Autism spectrum disorder (ASD) is four times more prevalent in males than in females. In recent years, maternal infections and inflammation, referred to as maternal immune activation (MIA), have been linked to an increased risk of ASD.
A recent mouse model study suggests that MIA selectively causes changes in the fetal brain stress responses in male but not female offspring (Kalish and Kim et al., Nat. Neurosci., 2021), potentially explaining the male bias in ASD at least in part. The work was supported in part by a SFARI Research Award to SFARI Investigator Jun Huh, who examines molecular pathways involved in MIA and potential ways to ameliorate MIA-induced phenotypes in mouse model systems.
In their study, to understand the effects of MIA on offspring, the researchers examined changes in RNA levels and in protein production in both male and female fetal mouse brains using high-resolution single-cell analyses.
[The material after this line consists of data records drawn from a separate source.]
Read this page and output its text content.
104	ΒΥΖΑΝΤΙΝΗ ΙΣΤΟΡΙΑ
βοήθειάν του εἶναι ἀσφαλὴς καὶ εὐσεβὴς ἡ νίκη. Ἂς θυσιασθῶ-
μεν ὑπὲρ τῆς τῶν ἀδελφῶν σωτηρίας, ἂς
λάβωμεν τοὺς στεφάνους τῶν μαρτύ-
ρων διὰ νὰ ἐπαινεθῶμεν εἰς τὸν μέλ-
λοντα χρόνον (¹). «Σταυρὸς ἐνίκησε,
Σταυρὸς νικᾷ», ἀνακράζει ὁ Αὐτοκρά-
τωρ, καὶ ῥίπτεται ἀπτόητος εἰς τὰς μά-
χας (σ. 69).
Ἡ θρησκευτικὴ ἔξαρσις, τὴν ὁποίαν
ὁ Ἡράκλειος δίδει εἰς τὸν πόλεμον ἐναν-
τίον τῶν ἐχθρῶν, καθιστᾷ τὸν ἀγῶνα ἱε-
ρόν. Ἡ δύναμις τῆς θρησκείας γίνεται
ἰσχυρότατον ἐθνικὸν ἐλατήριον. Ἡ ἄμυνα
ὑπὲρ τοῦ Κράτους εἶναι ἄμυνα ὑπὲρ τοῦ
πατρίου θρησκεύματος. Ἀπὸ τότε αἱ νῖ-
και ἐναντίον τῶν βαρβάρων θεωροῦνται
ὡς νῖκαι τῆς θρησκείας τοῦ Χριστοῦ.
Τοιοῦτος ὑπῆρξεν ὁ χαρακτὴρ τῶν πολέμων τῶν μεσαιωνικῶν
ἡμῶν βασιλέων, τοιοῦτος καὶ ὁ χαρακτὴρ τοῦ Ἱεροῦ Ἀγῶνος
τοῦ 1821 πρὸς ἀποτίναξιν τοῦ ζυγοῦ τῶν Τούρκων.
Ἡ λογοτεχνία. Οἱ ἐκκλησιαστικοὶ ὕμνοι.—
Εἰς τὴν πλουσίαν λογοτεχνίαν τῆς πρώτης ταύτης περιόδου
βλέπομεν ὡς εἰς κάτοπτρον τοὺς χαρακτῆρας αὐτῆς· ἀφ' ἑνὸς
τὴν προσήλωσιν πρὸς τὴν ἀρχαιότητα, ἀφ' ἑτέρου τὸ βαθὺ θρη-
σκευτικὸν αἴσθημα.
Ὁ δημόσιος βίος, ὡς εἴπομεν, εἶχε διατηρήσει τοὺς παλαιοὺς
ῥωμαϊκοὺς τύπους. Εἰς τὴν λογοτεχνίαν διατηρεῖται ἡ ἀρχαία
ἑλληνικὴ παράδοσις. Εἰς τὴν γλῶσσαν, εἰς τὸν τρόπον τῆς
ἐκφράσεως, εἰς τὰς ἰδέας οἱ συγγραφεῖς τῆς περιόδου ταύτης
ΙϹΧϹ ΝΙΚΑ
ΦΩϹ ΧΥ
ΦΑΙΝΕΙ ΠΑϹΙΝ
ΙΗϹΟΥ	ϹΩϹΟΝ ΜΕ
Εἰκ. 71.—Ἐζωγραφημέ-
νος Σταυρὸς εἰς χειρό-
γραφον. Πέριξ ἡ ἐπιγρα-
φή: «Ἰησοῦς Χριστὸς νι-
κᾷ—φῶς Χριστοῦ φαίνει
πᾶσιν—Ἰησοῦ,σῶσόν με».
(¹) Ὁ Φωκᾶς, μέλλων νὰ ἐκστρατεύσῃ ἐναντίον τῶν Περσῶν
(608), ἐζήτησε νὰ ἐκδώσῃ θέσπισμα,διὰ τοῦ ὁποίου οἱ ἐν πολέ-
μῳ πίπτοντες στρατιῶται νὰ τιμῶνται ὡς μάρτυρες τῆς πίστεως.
While both male and female offspring showed a variety of RNA changes in various brain cell types as a result of MIA, there were noticeable sex differences. In particular, male offspring showed a much more dramatic reduction in the expression of protein synthesis machinery and in new protein production than female offspring. Further, a detailed examination of the specific proteins affected by this process in males versus females suggests that the particular changes in females lead to an adaptive response that may increase resiliency to MIA.
The researchers further found that in male fetuses, these molecular changes were caused by activation of a global adaptive stress response driven by the maternal inflammatory molecule IL-17a. Interestingly, prior studies have demonstrated a role for filamentous gut bacteria in MIA-induced IL-17a activation (Kim et al., Nature, 2017) (Lammert et al., J. Immunol., 2018), supporting potential links between ASD and the maternal microbiome.
As the researchers found that blockading this stress response in male offspring mitigates ASD-related behavioral changes in these animals, the results support a view that that sex-specific differences in fetal stress responses may play a role in the increased ASD risk caused by maternal immune responses.
Maternal immune activation in mice disrupts proteostasis in the fetal brain.
Kalish B.T., Kim E., Finander B., Duffy E.E., Kim H., Gilman C.K., Yim Y.S., Tong L., Kaufman R.J., Griffith E.C., Choi G. B., Greenberg M., Huh J.